Samuel Adams cuts the figure of the "bomb-throwing" revolutionary who is essential in breaking away from the established order but is non-existent when it comes time to establish a new order.

He's better known to most modern Americans, not so much as a founding father, but as a mascot for a beer company.

"The Revolutionary Samuel Adams," Stacy Schiff's marvelous biography, places Adams squarely among the pantheon of Founders and, despite the book's title, paints him as being more than just a firebrand in the early days of the Revolution.

Adams was an outspoken critic of British rule without representation in the colonies, a passionate opponent of British taxation on Boston and Massachusetts. He had the courage to be outspoken but the wiles to work behind the scenes.

Boston residents knew of his deep involvement in revolutionary plots but they kept mostly quiet. British authorities knew of Adams' involvement but they seemed unable to pin anything on him.

But Samuel Adams was not only a firebrand. He was a strategist. He spearheaded newspaper writing campaigns, penned in eloquent, thoughtful prose, written in various styles using a multitude of anonymous voices. He formed the ideas of and reasons for independence.

He wasn't a mere "bomb-thrower" or simply a philosopher. He developed systems that established lines of communication between colonial representatives, creating an infrastructure for revolution and independence.

Still, as he does in other books, even in Schiff's biography, once independence is established, the war engaged, the new nation established, Adams plays a diminished and soon non-existent role.

But here we see what happens behind the scenes.

In many books, his absence is so sudden and so complete that readers could assume Adams died.
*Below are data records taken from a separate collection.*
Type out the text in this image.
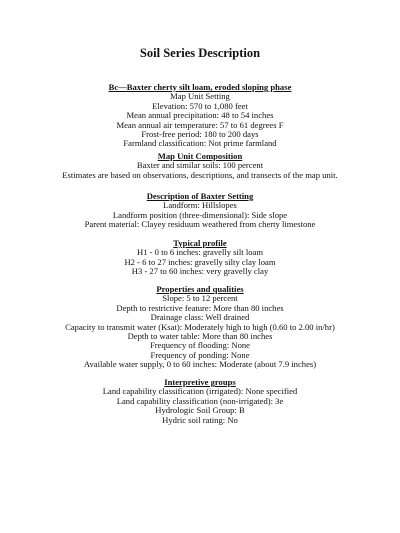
Soil Series Description
Bc—Baxter cherty silt loam, eroded sloping phase
Map Unit Setting
Elevation: 570 to 1,080 feet
Mean annual precipitation: 48 to 54 inches
Mean annual air temperature: 57 to 61 degrees F
Frost-free period: 180 to 200 days
Farmland classification: Not prime farmland
Map Unit Composition
Baxter and similar soils: 100 percent
Estimates are based on observations, descriptions, and transects of the map unit.
Description of Baxter Setting
Landform: Hillslopes
Landform position (three-dimensional): Side slope
Parent material: Clayey residuum weathered from cherty limestone
Typical profile
H1 - 0 to 6 inches: gravelly silt loam
H2 - 6 to 27 inches: gravelly silty clay loam
H3 - 27 to 60 inches: very gravelly clay
Properties and qualities
Slope: 5 to 12 percent
Depth to restrictive feature: More than 80 inches
Drainage class: Well drained
Capacity to transmit water (Ksat): Moderately high to high (0.60 to 2.00 in/hr)
Depth to water table: More than 80 inches
Frequency of flooding: None
Frequency of ponding: None
Available water supply, 0 to 60 inches: Moderate (about 7.9 inches)
Interpretive groups
Land capability classification (irrigated): None specified
Land capability classification (non-irrigated): 3e
Hydrologic Soil Group: B
Hydric soil rating: No
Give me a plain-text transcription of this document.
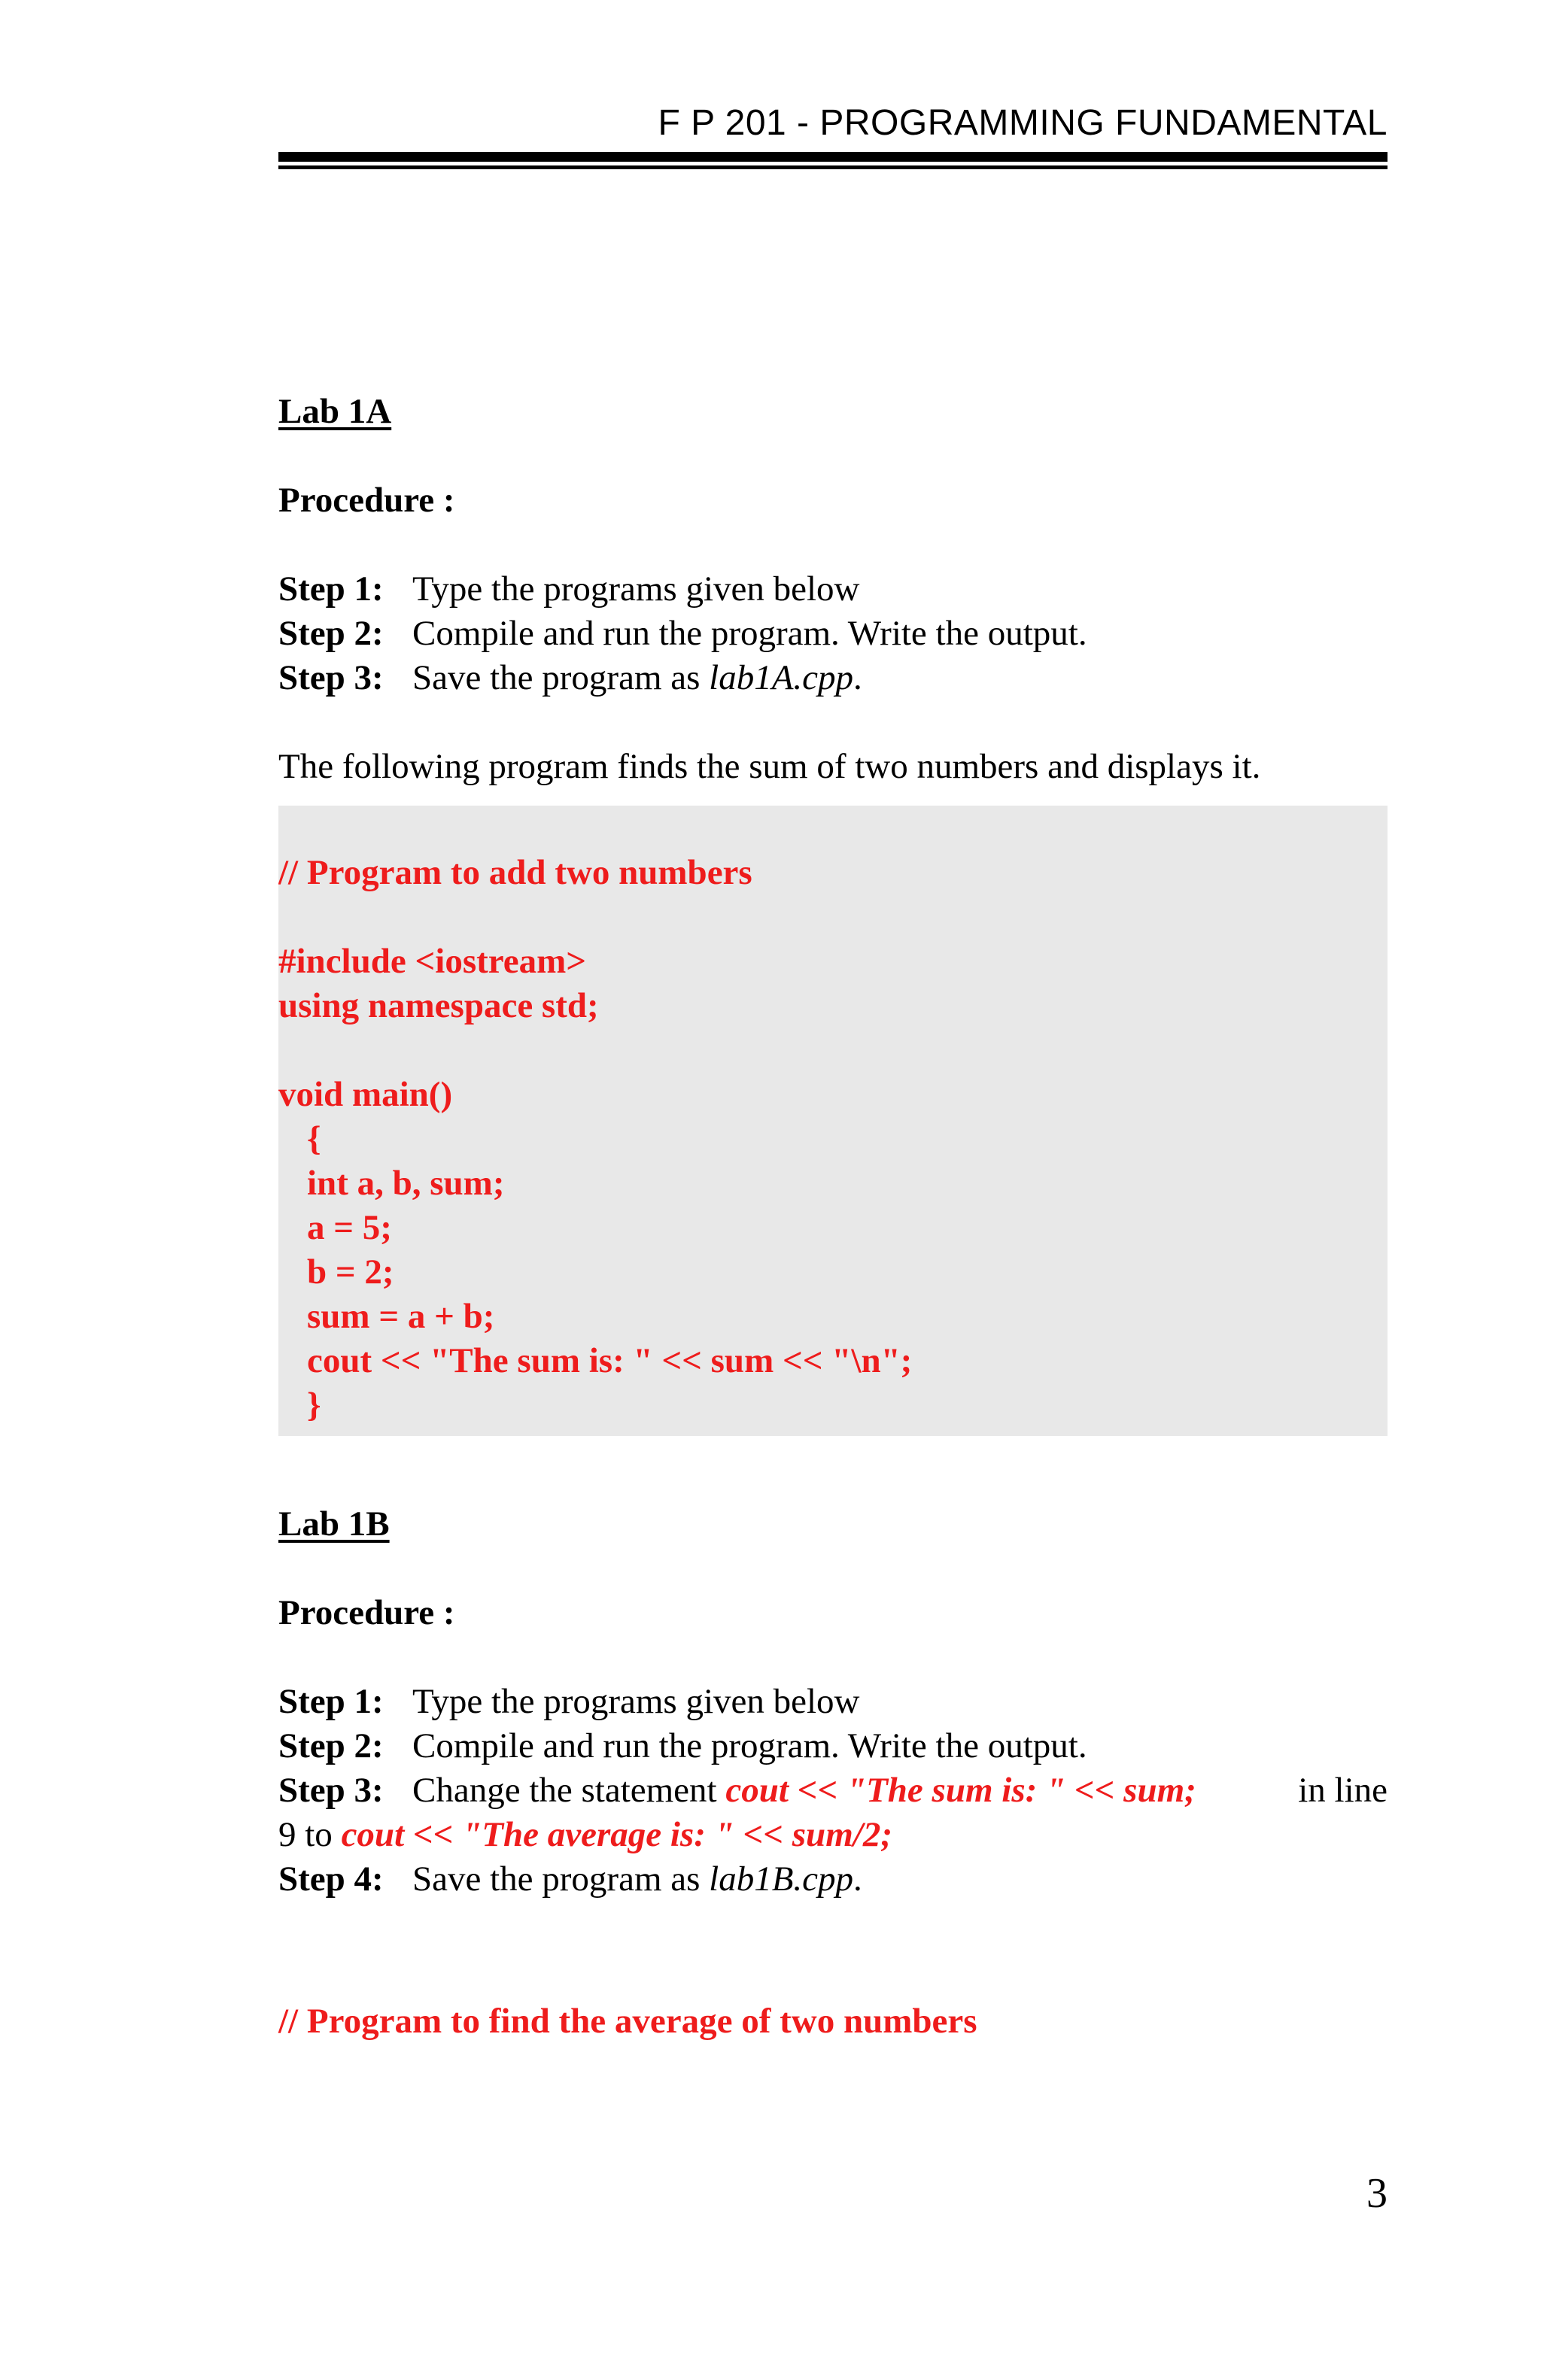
F P 201 - PROGRAMMING FUNDAMENTAL
Lab 1A
Procedure :
Step 1: Type the programs given below
Step 2: Compile and run the program. Write the output.
Step 3: Save the program as lab1A.cpp.
The following program finds the sum of two numbers and displays it.
// Program to add two numbers
#include <iostream>
using namespace std;
void main()
{
int a, b, sum;
a = 5;
b = 2;
sum = a + b;
cout << "The sum is: " << sum << "\n";
}
Lab 1B
Procedure :
Step 1: Type the programs given below
Step 2: Compile and run the program. Write the output.
Step 3: Change the statement cout << "The sum is: " << sum;	in line
9 to cout << "The average is: " << sum/2;
Step 4: Save the program as lab1B.cpp.
// Program to find the average of two numbers
3
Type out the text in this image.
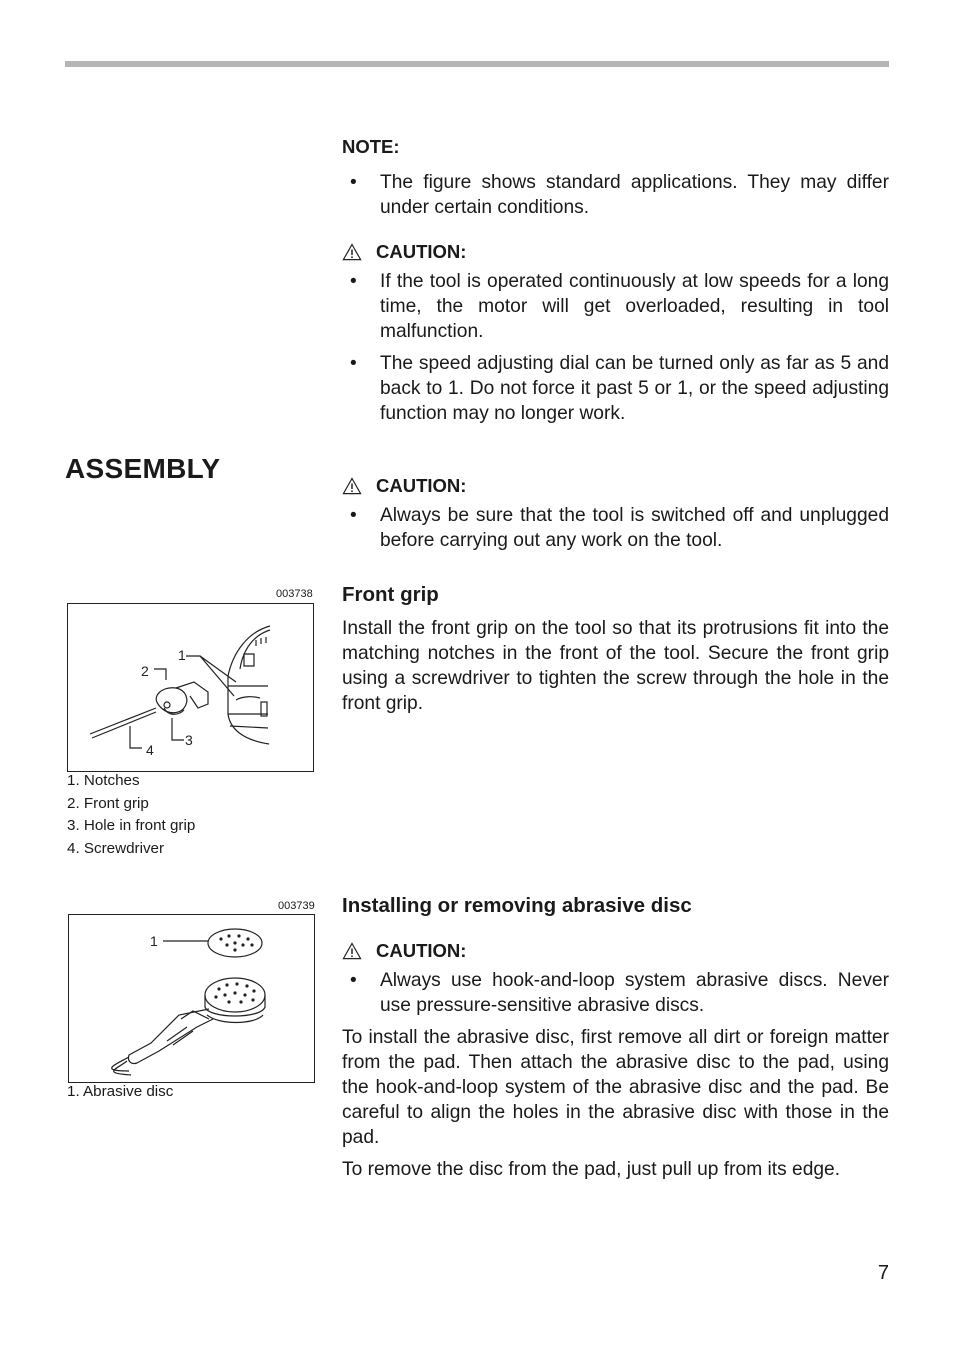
NOTE:

• The figure shows standard applications. They may differ under certain conditions.
CAUTION:
• If the tool is operated continuously at low speeds for a long time, the motor will get overloaded, resulting in tool malfunction.
• The speed adjusting dial can be turned only as far as 5 and back to 1. Do not force it past 5 or 1, or the speed adjusting function may no longer work.
ASSEMBLY
CAUTION:
• Always be sure that the tool is switched off and unplugged before carrying out any work on the tool.

Front grip

Install the front grip on the tool so that its protrusions fit into the matching notches in the front of the tool. Secure the front grip using a screwdriver to tighten the screw through the hole in the front grip.

003738
1
2
3
4
1. Notches
2. Front grip
3. Hole in front grip
4. Screwdriver

Installing or removing abrasive disc

CAUTION:
• Always use hook-and-loop system abrasive discs. Never use pressure-sensitive abrasive discs.

To install the abrasive disc, first remove all dirt or foreign matter from the pad. Then attach the abrasive disc to the pad, using the hook-and-loop system of the abrasive disc and the pad. Be careful to align the holes in the abrasive disc with those in the pad.

To remove the disc from the pad, just pull up from its edge.

003739
1
1. Abrasive disc
7
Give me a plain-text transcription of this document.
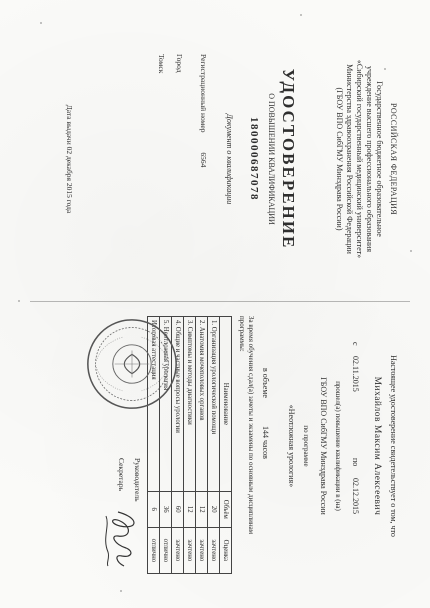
РОССИЙСКАЯ ФЕДЕРАЦИЯ
Государственное бюджетное образовательное
учреждение высшего профессионального образования
«Сибирский государственный медицинский университет»
Министерства здравоохранения Российской Федерации
(ГБОУ ВПО СибГМУ Минздрава России)
УДОСТОВЕРЕНИЕ
О ПОВЫШЕНИИ КВАЛИФИКАЦИИ
180000687078
Документ о квалификации
Регистрационный номер 6564
Город
Томск
Дата выдачи 02 декабря 2015 года
Настоящее удостоверение свидетельствует о том, что
Михайлов Максим Алексеевич
с
02.11.2015
по
02.12.2015
прошел(а) повышение квалификации в (на)
ГБОУ ВПО СибГМУ Минздрава России
по программе
«Неотложная урология»
в объеме
144 часов
За время обучения сдал(а) зачеты и экзамены по основным дисциплинам
программы:
Наименование	Объём	Оценка
1. Организация урологической помощи	20	зачтено
2. Анатомия мочеполовых органов	12	зачтено
3. Симптомы и методы диагностики	12	зачтено
4. Общие и частные вопросы урологии	60	зачтено
5. Неотложная урология	36	отлично
Итоговая аттестация	6	отлично
Руководитель
Секретарь
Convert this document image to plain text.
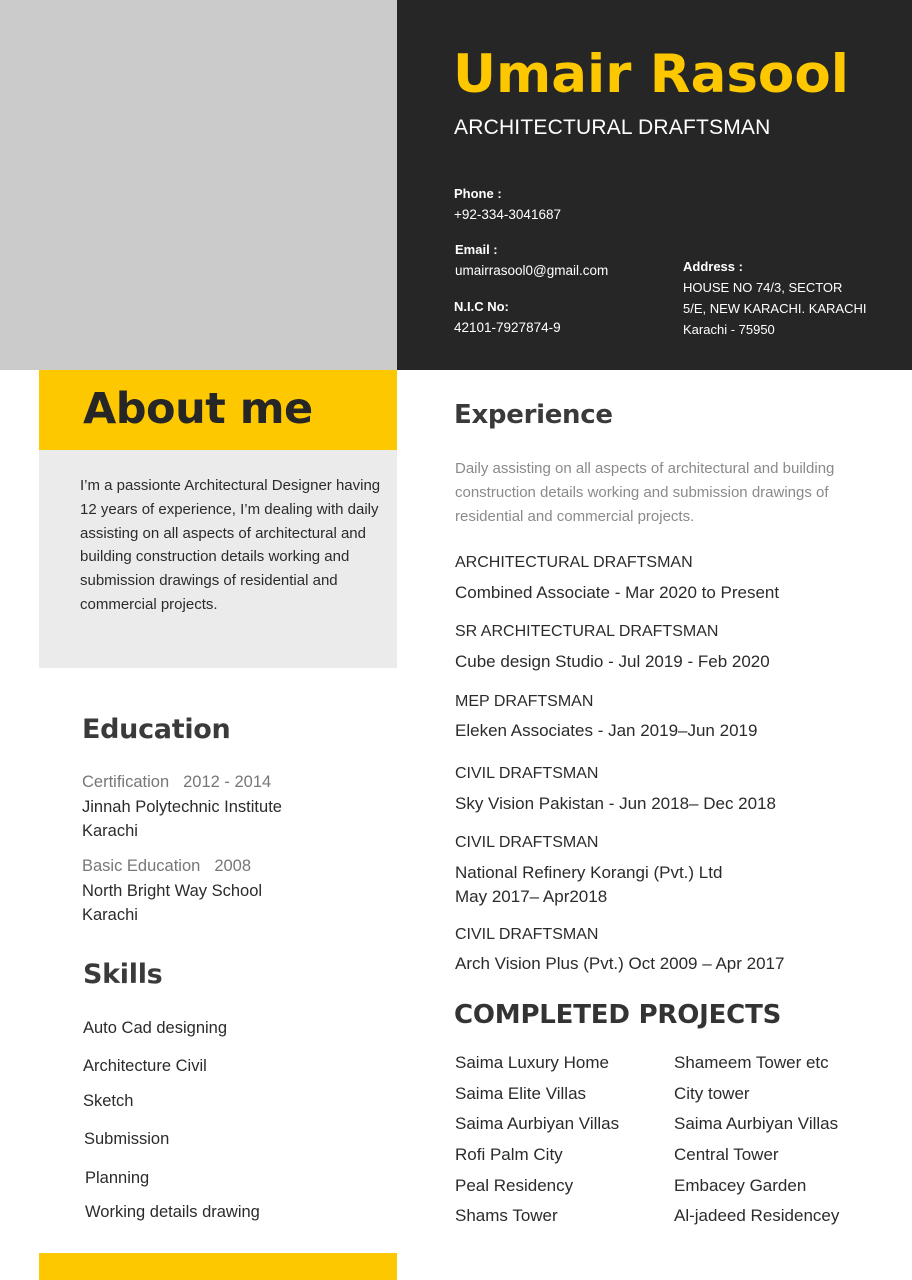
Umair Rasool
ARCHITECTURAL DRAFTSMAN
Phone :
+92-334-3041687
Email :
umairrasool0@gmail.com
N.I.C No:
42101-7927874-9
Address :
HOUSE NO 74/3, SECTOR
5/E, NEW KARACHI. KARACHI
Karachi - 75950
About me
I’m a passionte Architectural Designer having 12 years of experience, I’m dealing with daily assisting on all aspects of architectural and building construction details working and submission drawings of residential and commercial projects.
Education
Certification 2012 - 2014
Jinnah Polytechnic Institute
Karachi
Basic Education 2008
North Bright Way School
Karachi
Skills
Auto Cad designing
Architecture Civil
Sketch
Submission
Planning
Working details drawing
Experience
Daily assisting on all aspects of architectural and building construction details working and submission drawings of residential and commercial projects.
ARCHITECTURAL DRAFTSMAN
Combined Associate - Mar 2020 to Present
SR ARCHITECTURAL DRAFTSMAN
Cube design Studio - Jul 2019 - Feb 2020
MEP DRAFTSMAN
Eleken Associates - Jan 2019–Jun 2019
CIVIL DRAFTSMAN
Sky Vision Pakistan - Jun 2018– Dec 2018
CIVIL DRAFTSMAN
National Refinery Korangi (Pvt.) Ltd
May 2017– Apr2018
CIVIL DRAFTSMAN
Arch Vision Plus (Pvt.) Oct 2009 – Apr 2017
COMPLETED PROJECTS
Saima Luxury Home
Saima Elite Villas
Saima Aurbiyan Villas
Rofi Palm City
Peal Residency
Shams Tower
Shameem Tower etc
City tower
Saima Aurbiyan Villas
Central Tower
Embacey Garden
Al-jadeed Residencey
He didn't. He lived until October 1803, three years after his cousin, John Adams, served as the second American president, more than a decade after the penning of the Constitution, about 20 years since America won the war for independence.

Yet, the last quarter century of his life rates less than two dozen pages even in Schiff's book.

His popularity ebbed. His influence collapsed. He opposed many aspects of the new American government.

Though he created the structure for revolution, he had no ambition for creating a new system for governing.

He was, indeed, the revolutionary essential to topple the established order but unwilling and likely unwanted in establishing the new one.